You will not be able to operate the cell with KOH alone, that is, unless you are using a really good PWM to control the amperage (electrical current). With a PWM (Pulse Width Modulator), you can lower the operating voltage of the cell; that will lower the current; which will lower the water temperature because it lowers the current. A PWM gives you control over the current. It allows you to mix higher concentrations of KOH, lowering the freeze point of the water; and it allows you to maintain the amount of amperage you need to get the amount of HHO you are wanting. Winter days start off colder, then warm up, then get colder again. The cell water starts out colder; which means a lot less HHO will be produced. But as the water heats up, the HHO production increases.

I use an 80 amp PWM. Not because I needed 80 amps of current, but because I needed more control over amp production in winter driving. I could adjust my water so that it is capable of producing 80 amps, but then I would adjust the PWM output to 10 amps. I use a digital ammeter on my dashboard to show me - real time - what my amperage is. Without the PWM, summer time water that produces 10 amps of HHO, will produce about 1 amp of HHO if it is freezing outside. It will take 10 to 20 minutes for the water to heat enough to produce the 10 amps. I hope now, you can see how the temperature of the water effects the HHO production. It is the amps we need to make it; but we have to control the HHO production. We can do that with a PWM. We can start the cell with 10 amps; as the water heats, the amperage will increase; we can lower it back to 10; if it increases, we can lower it back to 10. Without the PWM, we can do nothing - except turn the cell off and let it cool; or circulate the water to cool it.

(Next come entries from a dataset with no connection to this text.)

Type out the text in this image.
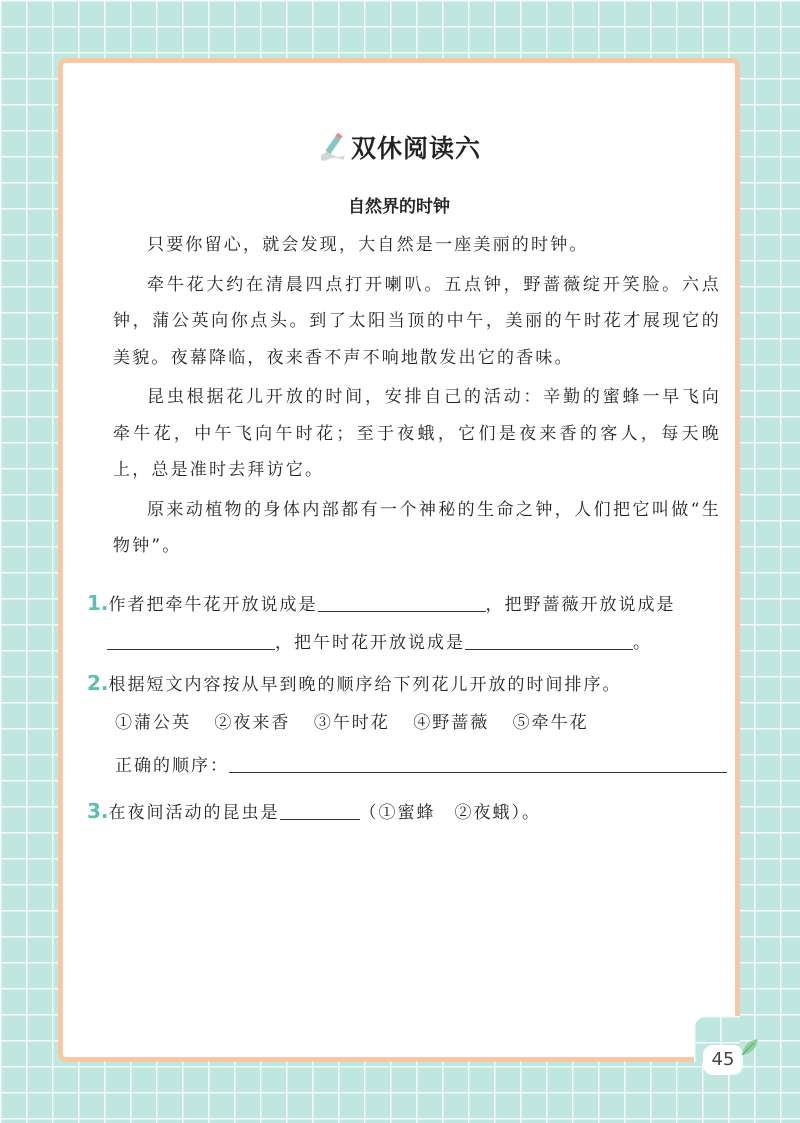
双休阅读六
自然界的时钟

只要你留心，就会发现，大自然是一座美丽的时钟。

牵牛花大约在清晨四点打开喇叭。五点钟，野蔷薇绽开笑脸。六点钟，蒲公英向你点头。到了太阳当顶的中午，美丽的午时花才展现它的美貌。夜幕降临，夜来香不声不响地散发出它的香味。

昆虫根据花儿开放的时间，安排自己的活动：辛勤的蜜蜂一早飞向牵牛花，中午飞向午时花；至于夜蛾，它们是夜来香的客人，每天晚上，总是准时去拜访它。

原来动植物的身体内部都有一个神秘的生命之钟，人们把它叫做“生物钟”。

1.作者把牵牛花开放说成是	，把野蔷薇开放说成是
，把午时花开放说成是	。
2.根据短文内容按从早到晚的顺序给下列花儿开放的时间排序。
①蒲公英 ②夜来香 ③午时花 ④野蔷薇 ⑤牵牛花
正确的顺序：
3.在夜间活动的昆虫是	（①蜜蜂　②夜蛾）。
45
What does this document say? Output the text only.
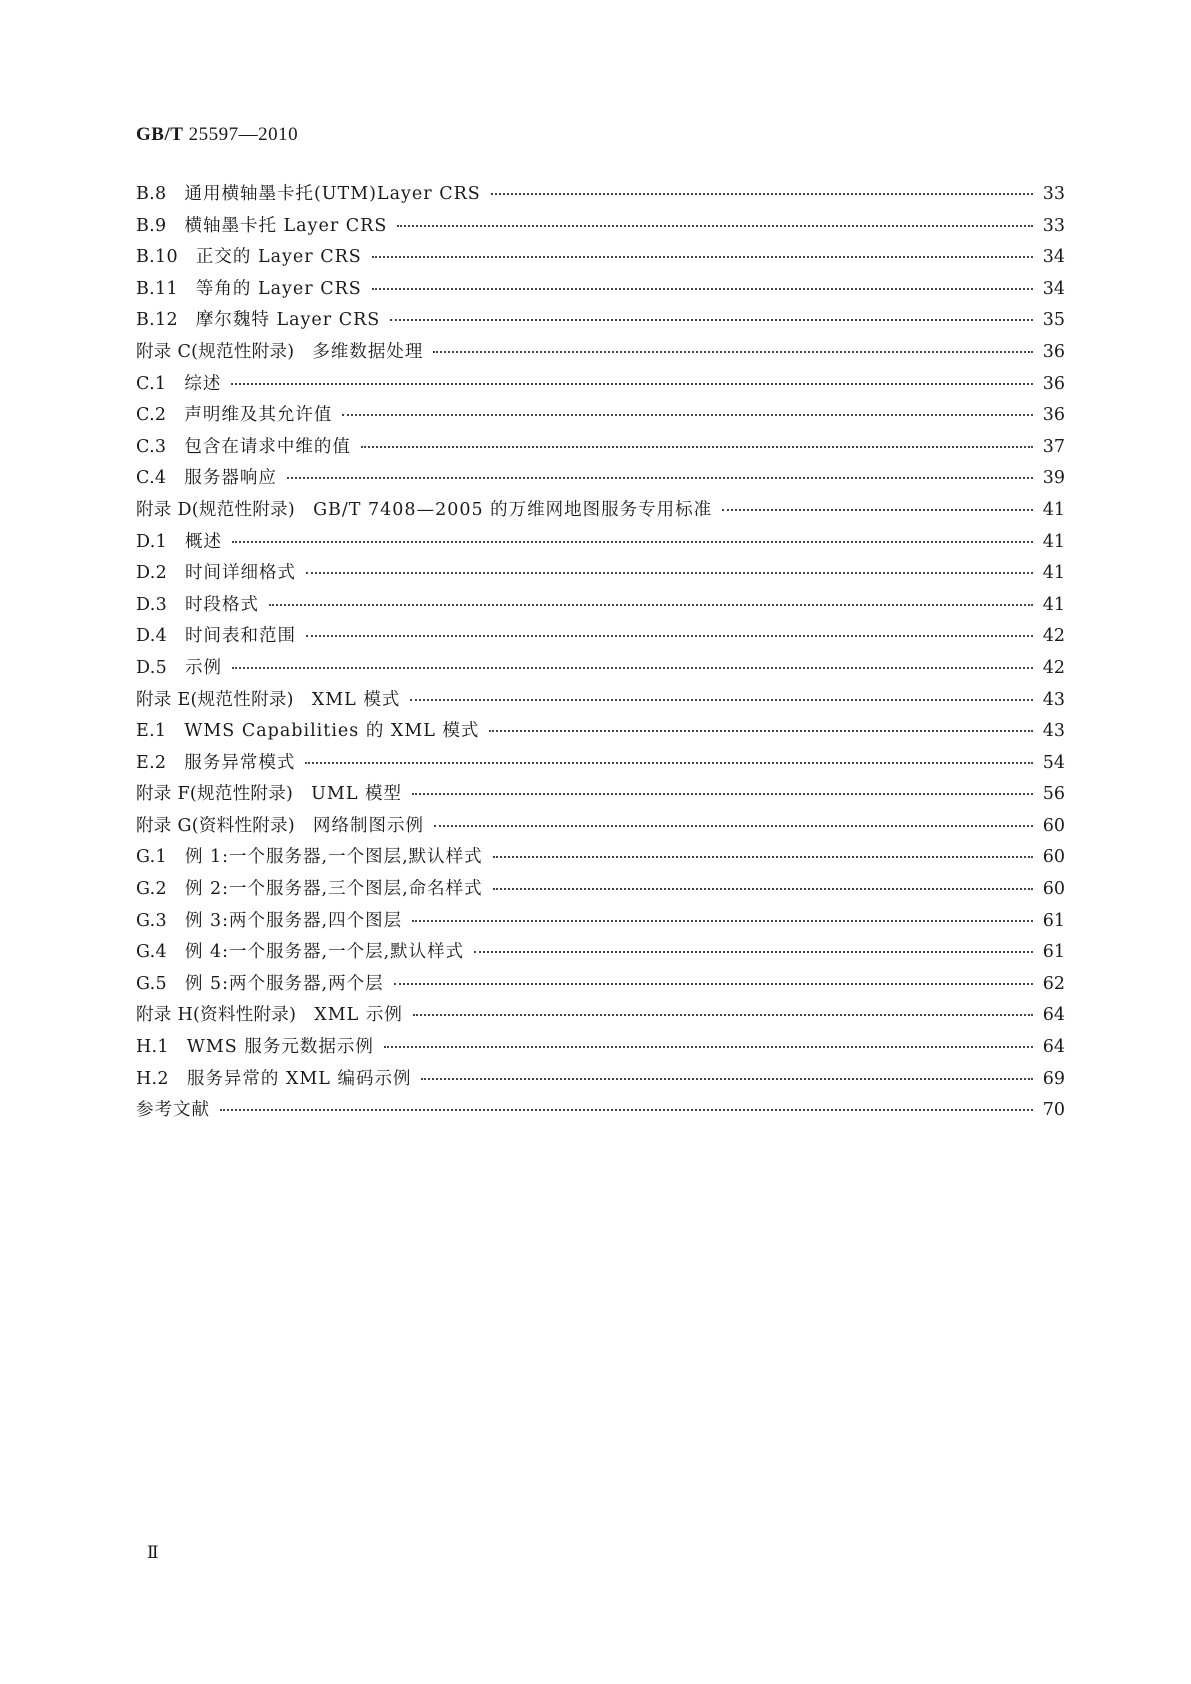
GB/T 25597—2010
B.8 通用横轴墨卡托(UTM)Layer CRS	33
B.9 横轴墨卡托 Layer CRS	33
B.10 正交的 Layer CRS	34
B.11 等角的 Layer CRS	34
B.12 摩尔魏特 Layer CRS	35
附录 C(规范性附录) 多维数据处理	36
C.1 综述	36
C.2 声明维及其允许值	36
C.3 包含在请求中维的值	37
C.4 服务器响应	39
附录 D(规范性附录) GB/T 7408—2005 的万维网地图服务专用标准	41
D.1 概述	41
D.2 时间详细格式	41
D.3 时段格式	41
D.4 时间表和范围	42
D.5 示例	42
附录 E(规范性附录) XML 模式	43
E.1 WMS Capabilities 的 XML 模式	43
E.2 服务异常模式	54
附录 F(规范性附录) UML 模型	56
附录 G(资料性附录) 网络制图示例	60
G.1 例 1:一个服务器,一个图层,默认样式	60
G.2 例 2:一个服务器,三个图层,命名样式	60
G.3 例 3:两个服务器,四个图层	61
G.4 例 4:一个服务器,一个层,默认样式	61
G.5 例 5:两个服务器,两个层	62
附录 H(资料性附录) XML 示例	64
H.1 WMS 服务元数据示例	64
H.2 服务异常的 XML 编码示例	69
参考文献	70
Ⅱ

So for winter driving, we have to increase the amount of electrolyte in the cell, but we also may need to add alcohol to the water to help keep it from freezing. Alcohol will not electrolyze; but it will vaporize and it will evaporate.  So make a mixture of water, KOH, and alcohol; and use it to top off the cell when it is low on liquid. You do not have to use a PWM on your cell. But, it will take longer to get the cell up to speed in winter months.